Belimden destek veriyor, saçlarım önüme gelmesin diye tutuyordu. Sifonu çekip doğrulduğumda hemen onu kenara ittim. Gidip lavobada ağzımı bol su ile çalkalayıp yüzüme su döktüm. Bana uzattığı peceteye ters ters bakıp yenisini aldım.
Yüzümü kurularken "Senin ne işin var burda! " dedim, sertçe. "Burası kadınlar tuvaleti, kör müsün ?"
Beni duymamazlıktan gelerek yerinden kıpırdamadı bu da yetmezmiş gibi keskin bakışlarını aynadan üzerime dikti. Çantamdan makyaj malzemelerini çıkartıp " Çıkacak mısın, artık ?" deyip, dağılan yüzümü toparlamaya çalıştım.
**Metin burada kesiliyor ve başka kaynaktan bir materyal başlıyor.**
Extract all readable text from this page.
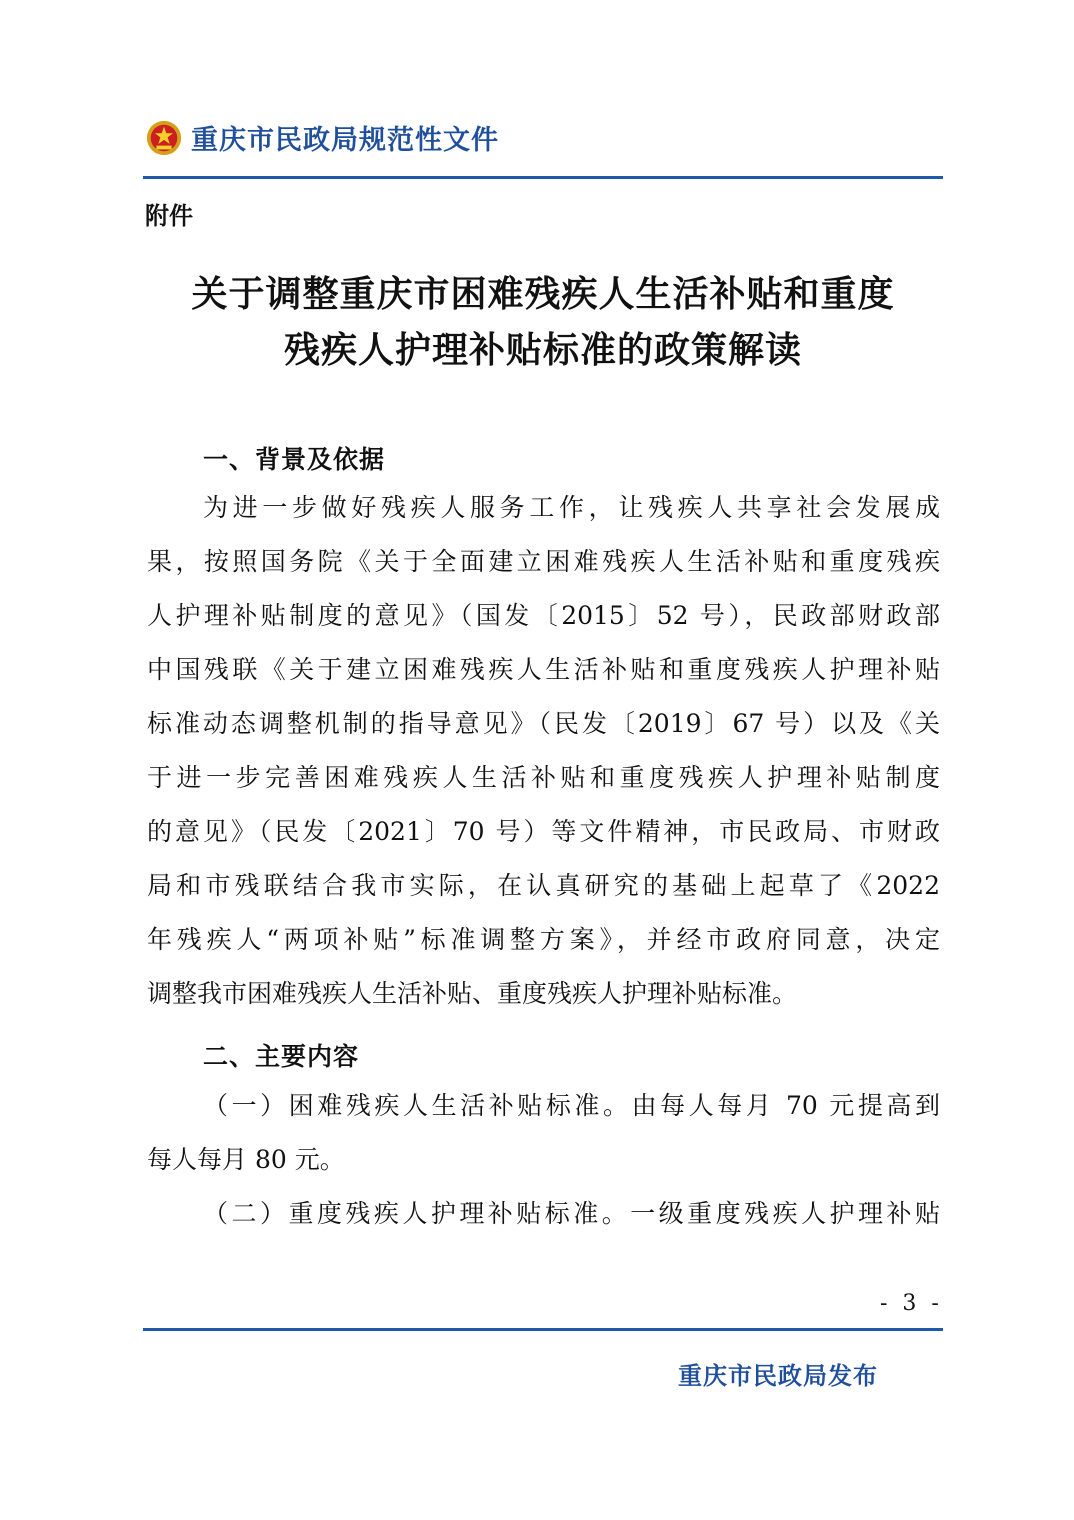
重庆市民政局规范性文件
附件
关于调整重庆市困难残疾人生活补贴和重度
残疾人护理补贴标准的政策解读
一、背景及依据
为进一步做好残疾人服务工作，让残疾人共享社会发展成
果，按照国务院《关于全面建立困难残疾人生活补贴和重度残疾
人护理补贴制度的意见》（国发〔2015〕52 号），民政部财政部
中国残联《关于建立困难残疾人生活补贴和重度残疾人护理补贴
标准动态调整机制的指导意见》（民发〔2019〕67 号）以及《关
于进一步完善困难残疾人生活补贴和重度残疾人护理补贴制度
的意见》（民发〔2021〕70 号）等文件精神，市民政局、市财政
局和市残联结合我市实际，在认真研究的基础上起草了《2022
年残疾人“两项补贴”标准调整方案》，并经市政府同意，决定
调整我市困难残疾人生活补贴、重度残疾人护理补贴标准。
二、主要内容
（一）困难残疾人生活补贴标准。由每人每月 70 元提高到
每人每月 80 元。
（二）重度残疾人护理补贴标准。一级重度残疾人护理补贴
- 3 -
重庆市民政局发布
En son bordu rujumla son dokunuşumu yapıp bitirdim işimi ama o hala beni izliyordu.
Kendi kendine "Elbisen diyorum?" diye mırıldağında, kafamı çevirip hızla üstümü kontrol etmeye başladım. Bir şey göremeyince ona bakıp "Ne olmuş ?" dedim, telaşla.
Hafifçe güldü. "Çok kişinin üstünde gördüm ama...."
Kaşlarım kalktı. "Ama ?"
Durdu. Bana bir adım yaklaşıp, yutkundu. "Kimseye bu kadar yakıştığını görmedim" dedi, iç çekerek.
Kalakaldım. Böyle bir şeyi kesinlikle duymayı beklemiyordum, ondan. Gözlerimi kaçırırken "Ağzın iyi laf yapıyor olsa da "dedim. "Şu an bana işlemez!"
Başka bir şeyi duymaya ihtiyacım vardı ama onun da olacağı yoktu. Eşyalarımı çantama tıkıştırırken "Konuşalım" dedi, yumuşak bir tonda. Ona öfkeyle dönüp "Dün söylenecek her şey söylendi ve bitti" dedim, kapıya yürürken. Tabi ki arkamdan gelip eliyle sertçe kapıyı kapatmasaydı gayet de güzelce çıkacaktım. "Bu sefer kaçmana izin vermiyorum!" diye haykırdı.
"Senden izin istediğimi hatırlamıyorum" dedim, önüme dönmeden. "Çek elini, çıkıcam!"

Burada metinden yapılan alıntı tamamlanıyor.